Man wants change to silver alerts after mother goes missing
JACKSONVILLE, Fla. – A local man wants the state to change its guidelines on silver alerts after his mother was reported missing and is now on life support in the hospital, days after being found.
The 84-year-old woman was missing for almost three days and was found in terrible condition. Her son said that Friday he will have to take her off life support at the hospital.
William Parks wanted to share his story because he said he was told that there was a silver alert issued for his mother, but found out that the alert was never issued.
Parks said he is very emotional right now because of the big decision he has to make about his mother's life and said he doesn't want anyone to go through what he did over the past week.
"I asked every one of the officers, "If it was your mother out there, when would you want somebody to start looking for your mother?'" he said.
Parks said his mother went missing Saturday and he called the Jacksonville Sheriff's Office and one of the responding sergeants told him there would be a silver alert issued.
His mother wasn't found until Tuesday afternoon in a parked car on the Northside and that's when Parks said he found out the Jacksonville Sheriff's Office never filed a silver alert.

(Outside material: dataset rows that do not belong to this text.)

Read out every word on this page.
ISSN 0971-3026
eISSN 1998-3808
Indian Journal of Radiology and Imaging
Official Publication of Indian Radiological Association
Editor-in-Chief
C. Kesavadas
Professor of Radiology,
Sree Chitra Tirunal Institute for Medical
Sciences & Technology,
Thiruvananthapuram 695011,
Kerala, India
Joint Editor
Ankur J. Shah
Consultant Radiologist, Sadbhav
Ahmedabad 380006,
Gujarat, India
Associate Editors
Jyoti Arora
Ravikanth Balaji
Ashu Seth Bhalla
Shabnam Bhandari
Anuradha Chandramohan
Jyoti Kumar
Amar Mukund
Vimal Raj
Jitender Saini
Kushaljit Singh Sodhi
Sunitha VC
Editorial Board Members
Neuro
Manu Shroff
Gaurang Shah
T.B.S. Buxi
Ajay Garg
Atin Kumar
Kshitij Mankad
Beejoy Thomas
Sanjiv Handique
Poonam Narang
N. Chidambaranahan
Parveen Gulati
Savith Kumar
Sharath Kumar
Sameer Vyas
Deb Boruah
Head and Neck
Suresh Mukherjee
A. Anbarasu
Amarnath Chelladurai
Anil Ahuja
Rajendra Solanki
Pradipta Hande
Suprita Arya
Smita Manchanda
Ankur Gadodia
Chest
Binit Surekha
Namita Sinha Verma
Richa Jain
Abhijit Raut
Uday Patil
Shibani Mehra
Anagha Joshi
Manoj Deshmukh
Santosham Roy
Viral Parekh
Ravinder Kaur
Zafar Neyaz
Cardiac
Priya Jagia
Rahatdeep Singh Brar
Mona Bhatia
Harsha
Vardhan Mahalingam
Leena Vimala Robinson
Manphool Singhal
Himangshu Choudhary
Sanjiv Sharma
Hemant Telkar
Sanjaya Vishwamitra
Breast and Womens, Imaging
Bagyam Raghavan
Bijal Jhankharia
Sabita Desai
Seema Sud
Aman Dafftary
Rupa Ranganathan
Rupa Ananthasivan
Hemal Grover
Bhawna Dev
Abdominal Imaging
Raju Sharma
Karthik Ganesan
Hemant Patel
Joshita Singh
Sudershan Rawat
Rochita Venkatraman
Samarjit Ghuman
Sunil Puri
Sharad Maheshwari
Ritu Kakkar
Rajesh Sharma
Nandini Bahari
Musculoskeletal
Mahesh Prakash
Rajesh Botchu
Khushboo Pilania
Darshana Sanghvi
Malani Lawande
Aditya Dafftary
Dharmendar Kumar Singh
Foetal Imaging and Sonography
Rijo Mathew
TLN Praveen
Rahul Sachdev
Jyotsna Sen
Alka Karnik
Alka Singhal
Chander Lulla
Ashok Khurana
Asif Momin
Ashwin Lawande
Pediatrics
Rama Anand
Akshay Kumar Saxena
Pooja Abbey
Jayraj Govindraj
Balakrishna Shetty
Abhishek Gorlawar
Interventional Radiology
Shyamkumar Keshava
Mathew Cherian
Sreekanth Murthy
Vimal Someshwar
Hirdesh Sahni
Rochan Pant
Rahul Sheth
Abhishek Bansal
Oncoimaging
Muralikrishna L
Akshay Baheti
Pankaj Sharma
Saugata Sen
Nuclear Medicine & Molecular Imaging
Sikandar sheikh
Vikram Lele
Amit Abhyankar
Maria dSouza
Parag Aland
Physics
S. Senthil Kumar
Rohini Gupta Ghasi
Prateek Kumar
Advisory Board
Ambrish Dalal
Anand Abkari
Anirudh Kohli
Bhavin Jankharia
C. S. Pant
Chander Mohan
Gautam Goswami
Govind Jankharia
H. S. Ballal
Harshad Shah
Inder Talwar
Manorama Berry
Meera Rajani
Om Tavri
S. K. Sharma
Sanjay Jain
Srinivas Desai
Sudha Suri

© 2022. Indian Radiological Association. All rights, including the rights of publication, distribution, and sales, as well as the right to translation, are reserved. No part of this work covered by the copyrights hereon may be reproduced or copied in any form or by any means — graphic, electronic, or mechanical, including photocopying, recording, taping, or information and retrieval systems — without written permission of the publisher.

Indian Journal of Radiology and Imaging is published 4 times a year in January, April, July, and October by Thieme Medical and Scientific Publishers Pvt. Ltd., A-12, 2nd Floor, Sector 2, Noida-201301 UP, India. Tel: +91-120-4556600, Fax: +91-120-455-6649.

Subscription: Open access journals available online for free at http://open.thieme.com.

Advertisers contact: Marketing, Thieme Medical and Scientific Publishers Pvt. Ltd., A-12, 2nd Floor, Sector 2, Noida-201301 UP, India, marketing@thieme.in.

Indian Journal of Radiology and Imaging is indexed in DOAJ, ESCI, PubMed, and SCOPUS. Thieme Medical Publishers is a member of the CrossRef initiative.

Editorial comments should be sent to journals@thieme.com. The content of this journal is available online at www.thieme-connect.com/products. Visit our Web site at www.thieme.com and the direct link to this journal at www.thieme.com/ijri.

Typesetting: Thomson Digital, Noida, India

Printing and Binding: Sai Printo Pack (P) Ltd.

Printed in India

"I didn't really know how to feel. I just felt like I didn't count at all and basically that nobody really counted," Parks said.
When asked why they didn't issue an alert though Parks was told there was going to be one, JSO said that after evaluation, the missing 84-year-old did not qualify, saying in a statement:
"A silver alert was not issued because the victim did not meet the qualifications for a silver alert established by FDLE. For a silver alert to be issued on someone over the age of 60, they must meet two qualifications.
- Must be traveling in a motor vehicle with a known tag number
- The person must have a verifiable irreversible deterioration of intellectual faculties, such as Alzheimer's or dementia."
In this case, Parks' mother was in a vehicle, but JSO said she did not have any intellectual problems.
Parks said he understands the reason for the guidelines but thinks that although his mother didn't have a deteriorating disease, she still should have qualified because of her mental state. He said she left a note in her home, indicating that she was upset and could harm herself.
"Maybe there should be some guidelines set up, but in this particular case, it was obvious there was a problem. There was a serious problem," Parks said.
Parks said he's not mad at police but wants to see a change in what qualifies for a silver alert. He thinks they should be considered on a case-by-case basis.